About the job
Join Avride, an innovative leader in autonomous mobility, as we develop cutting-edge self-driving vehicles and delivery robots. Our mission is to revolutionize transportation and logistics, with our Labeling Team playing a critical role in realizing this vision.
The Labeling Backend Team is responsible for establishing the data infrastructure that drives our research and development efforts in labeling pipelines, data preparation workflows, and model training processes. The high-quality labeled data we produce is essential for advancing our core technologies and supports a variety of models that underpin our business.
About the Role
We are seeking a talented Research Engineer dedicated to enhancing the quality and representativeness of the datasets that fuel our self-driving systems. In this role, you will design algorithms and tools for auto-labeling, data mining, and dataset monitoring, leveraging your strong Python engineering skills alongside applied machine learning concepts.
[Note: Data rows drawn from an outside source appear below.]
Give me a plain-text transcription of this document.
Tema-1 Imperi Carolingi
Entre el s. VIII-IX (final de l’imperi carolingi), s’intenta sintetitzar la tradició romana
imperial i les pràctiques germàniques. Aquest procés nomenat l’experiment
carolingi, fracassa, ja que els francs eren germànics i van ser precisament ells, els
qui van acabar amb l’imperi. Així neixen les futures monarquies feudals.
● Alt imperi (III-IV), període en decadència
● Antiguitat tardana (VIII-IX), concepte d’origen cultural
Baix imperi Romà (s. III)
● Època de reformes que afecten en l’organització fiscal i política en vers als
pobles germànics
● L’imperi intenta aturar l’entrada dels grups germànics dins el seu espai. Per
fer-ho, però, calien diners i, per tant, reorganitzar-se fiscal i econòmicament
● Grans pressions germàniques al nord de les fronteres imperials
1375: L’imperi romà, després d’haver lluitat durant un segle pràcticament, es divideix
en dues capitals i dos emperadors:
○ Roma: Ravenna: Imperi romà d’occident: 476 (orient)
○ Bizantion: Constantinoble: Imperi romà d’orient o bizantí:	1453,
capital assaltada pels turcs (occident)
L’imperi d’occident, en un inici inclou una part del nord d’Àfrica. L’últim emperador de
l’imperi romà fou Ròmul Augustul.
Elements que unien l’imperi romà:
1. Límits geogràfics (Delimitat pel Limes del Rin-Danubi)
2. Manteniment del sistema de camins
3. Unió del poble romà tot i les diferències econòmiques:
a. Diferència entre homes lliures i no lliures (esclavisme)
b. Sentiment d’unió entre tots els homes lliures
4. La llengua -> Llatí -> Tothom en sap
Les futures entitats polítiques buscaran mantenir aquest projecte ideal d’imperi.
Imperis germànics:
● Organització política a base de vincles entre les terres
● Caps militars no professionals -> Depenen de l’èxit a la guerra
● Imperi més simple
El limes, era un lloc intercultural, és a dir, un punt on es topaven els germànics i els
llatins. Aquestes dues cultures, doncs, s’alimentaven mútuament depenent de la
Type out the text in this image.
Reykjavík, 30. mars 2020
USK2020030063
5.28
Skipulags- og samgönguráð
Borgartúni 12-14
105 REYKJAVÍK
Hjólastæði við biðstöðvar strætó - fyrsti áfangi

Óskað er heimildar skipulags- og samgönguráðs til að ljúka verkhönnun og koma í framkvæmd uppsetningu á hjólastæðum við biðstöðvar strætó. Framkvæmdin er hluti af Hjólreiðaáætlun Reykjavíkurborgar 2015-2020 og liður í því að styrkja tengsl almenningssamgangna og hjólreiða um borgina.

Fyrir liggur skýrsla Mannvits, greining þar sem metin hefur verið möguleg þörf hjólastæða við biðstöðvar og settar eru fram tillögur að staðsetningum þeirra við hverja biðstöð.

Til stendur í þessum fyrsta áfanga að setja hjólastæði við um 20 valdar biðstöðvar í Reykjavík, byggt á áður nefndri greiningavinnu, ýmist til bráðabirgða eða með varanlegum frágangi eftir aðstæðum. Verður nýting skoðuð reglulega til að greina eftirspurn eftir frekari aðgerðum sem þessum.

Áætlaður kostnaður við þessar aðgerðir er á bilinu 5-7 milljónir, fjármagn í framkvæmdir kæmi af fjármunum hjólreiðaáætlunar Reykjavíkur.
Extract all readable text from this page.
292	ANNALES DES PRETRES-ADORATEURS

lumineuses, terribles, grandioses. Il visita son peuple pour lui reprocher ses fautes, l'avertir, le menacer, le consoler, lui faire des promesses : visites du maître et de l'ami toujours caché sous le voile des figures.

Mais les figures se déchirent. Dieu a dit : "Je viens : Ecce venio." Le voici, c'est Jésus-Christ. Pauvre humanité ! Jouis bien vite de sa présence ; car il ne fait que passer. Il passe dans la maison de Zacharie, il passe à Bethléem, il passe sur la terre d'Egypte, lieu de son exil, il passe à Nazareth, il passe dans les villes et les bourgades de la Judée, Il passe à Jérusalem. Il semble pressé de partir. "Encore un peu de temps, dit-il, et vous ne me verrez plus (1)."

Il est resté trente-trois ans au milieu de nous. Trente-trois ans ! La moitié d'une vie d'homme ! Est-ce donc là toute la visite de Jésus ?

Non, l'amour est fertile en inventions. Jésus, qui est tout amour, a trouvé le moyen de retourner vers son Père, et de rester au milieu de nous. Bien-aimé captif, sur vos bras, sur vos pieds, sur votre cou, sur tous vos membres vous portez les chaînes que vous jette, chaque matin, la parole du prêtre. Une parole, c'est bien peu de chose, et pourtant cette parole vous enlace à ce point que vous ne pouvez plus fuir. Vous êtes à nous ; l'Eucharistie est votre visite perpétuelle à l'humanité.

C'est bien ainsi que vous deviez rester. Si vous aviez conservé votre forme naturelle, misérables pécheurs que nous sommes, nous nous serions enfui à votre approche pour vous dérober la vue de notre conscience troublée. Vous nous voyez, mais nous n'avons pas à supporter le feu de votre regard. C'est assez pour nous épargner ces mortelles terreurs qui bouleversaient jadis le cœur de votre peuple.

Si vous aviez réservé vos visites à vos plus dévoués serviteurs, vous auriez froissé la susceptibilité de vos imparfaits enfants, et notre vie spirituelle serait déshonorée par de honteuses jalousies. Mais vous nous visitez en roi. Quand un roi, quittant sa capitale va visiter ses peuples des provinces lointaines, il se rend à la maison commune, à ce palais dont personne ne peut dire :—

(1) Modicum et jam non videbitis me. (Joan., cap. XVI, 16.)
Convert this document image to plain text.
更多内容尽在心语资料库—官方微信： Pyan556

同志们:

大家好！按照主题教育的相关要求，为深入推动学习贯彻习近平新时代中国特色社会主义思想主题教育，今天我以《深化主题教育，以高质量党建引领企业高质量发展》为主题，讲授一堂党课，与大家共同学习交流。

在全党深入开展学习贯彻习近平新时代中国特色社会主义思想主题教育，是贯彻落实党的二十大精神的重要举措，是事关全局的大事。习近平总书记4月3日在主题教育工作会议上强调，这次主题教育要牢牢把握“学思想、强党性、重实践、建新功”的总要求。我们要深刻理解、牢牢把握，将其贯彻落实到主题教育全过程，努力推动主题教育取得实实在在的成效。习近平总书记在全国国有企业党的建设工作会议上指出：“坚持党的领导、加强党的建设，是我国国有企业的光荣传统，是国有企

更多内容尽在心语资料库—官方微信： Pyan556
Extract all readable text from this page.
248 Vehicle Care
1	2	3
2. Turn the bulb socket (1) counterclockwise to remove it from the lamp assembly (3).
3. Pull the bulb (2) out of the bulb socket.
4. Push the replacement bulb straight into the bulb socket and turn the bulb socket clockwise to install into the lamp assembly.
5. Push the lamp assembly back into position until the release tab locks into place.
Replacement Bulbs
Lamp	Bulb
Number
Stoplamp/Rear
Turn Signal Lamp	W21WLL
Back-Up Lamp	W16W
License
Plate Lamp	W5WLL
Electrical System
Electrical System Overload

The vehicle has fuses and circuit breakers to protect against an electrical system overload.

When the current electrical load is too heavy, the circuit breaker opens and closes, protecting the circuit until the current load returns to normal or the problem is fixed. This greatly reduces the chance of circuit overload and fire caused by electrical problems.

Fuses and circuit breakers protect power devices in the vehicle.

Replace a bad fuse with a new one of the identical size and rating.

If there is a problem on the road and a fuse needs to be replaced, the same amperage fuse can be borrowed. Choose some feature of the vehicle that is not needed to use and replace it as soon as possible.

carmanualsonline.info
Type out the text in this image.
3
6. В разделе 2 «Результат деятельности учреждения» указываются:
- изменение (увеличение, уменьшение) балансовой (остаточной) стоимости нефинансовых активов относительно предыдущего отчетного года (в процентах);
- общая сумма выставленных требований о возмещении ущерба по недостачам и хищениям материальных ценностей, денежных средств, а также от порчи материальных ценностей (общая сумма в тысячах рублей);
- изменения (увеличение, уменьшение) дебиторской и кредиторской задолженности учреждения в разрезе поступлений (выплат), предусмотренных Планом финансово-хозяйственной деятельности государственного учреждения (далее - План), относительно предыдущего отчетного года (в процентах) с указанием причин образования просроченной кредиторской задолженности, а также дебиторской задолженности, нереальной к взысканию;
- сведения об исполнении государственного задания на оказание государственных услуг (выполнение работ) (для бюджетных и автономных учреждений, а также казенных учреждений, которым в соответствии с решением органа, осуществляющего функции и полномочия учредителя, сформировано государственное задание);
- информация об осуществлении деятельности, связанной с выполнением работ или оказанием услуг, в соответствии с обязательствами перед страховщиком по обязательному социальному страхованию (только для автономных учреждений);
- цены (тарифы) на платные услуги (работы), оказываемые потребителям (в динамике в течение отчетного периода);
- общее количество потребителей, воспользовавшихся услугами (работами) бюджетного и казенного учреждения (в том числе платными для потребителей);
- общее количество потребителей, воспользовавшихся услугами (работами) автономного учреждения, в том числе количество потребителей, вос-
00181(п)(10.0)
Your contributions will significantly improve data efficiency, reduce labeling costs, and elevate model performance.
Key Responsibilities
- Create and implement algorithms that optimize annotation processes, including auto-labeling systems that minimize manual effort and maximize throughput.
- Develop data-mining and active-learning pipelines to identify the most valuable samples for training.
- Establish dataset-quality monitoring systems that detect noise, redundancy, and low-value data.
- Construct analytical platforms (databases, dashboards, reporting) to monitor dataset quality and coverage over time.
- Collaborate closely with ML and Perception teams to integrate research findings into production workflows.
- Investigate emerging methodologies (vision-language models, weak supervision, uncertainty estimation) to enhance dataset quality and automation.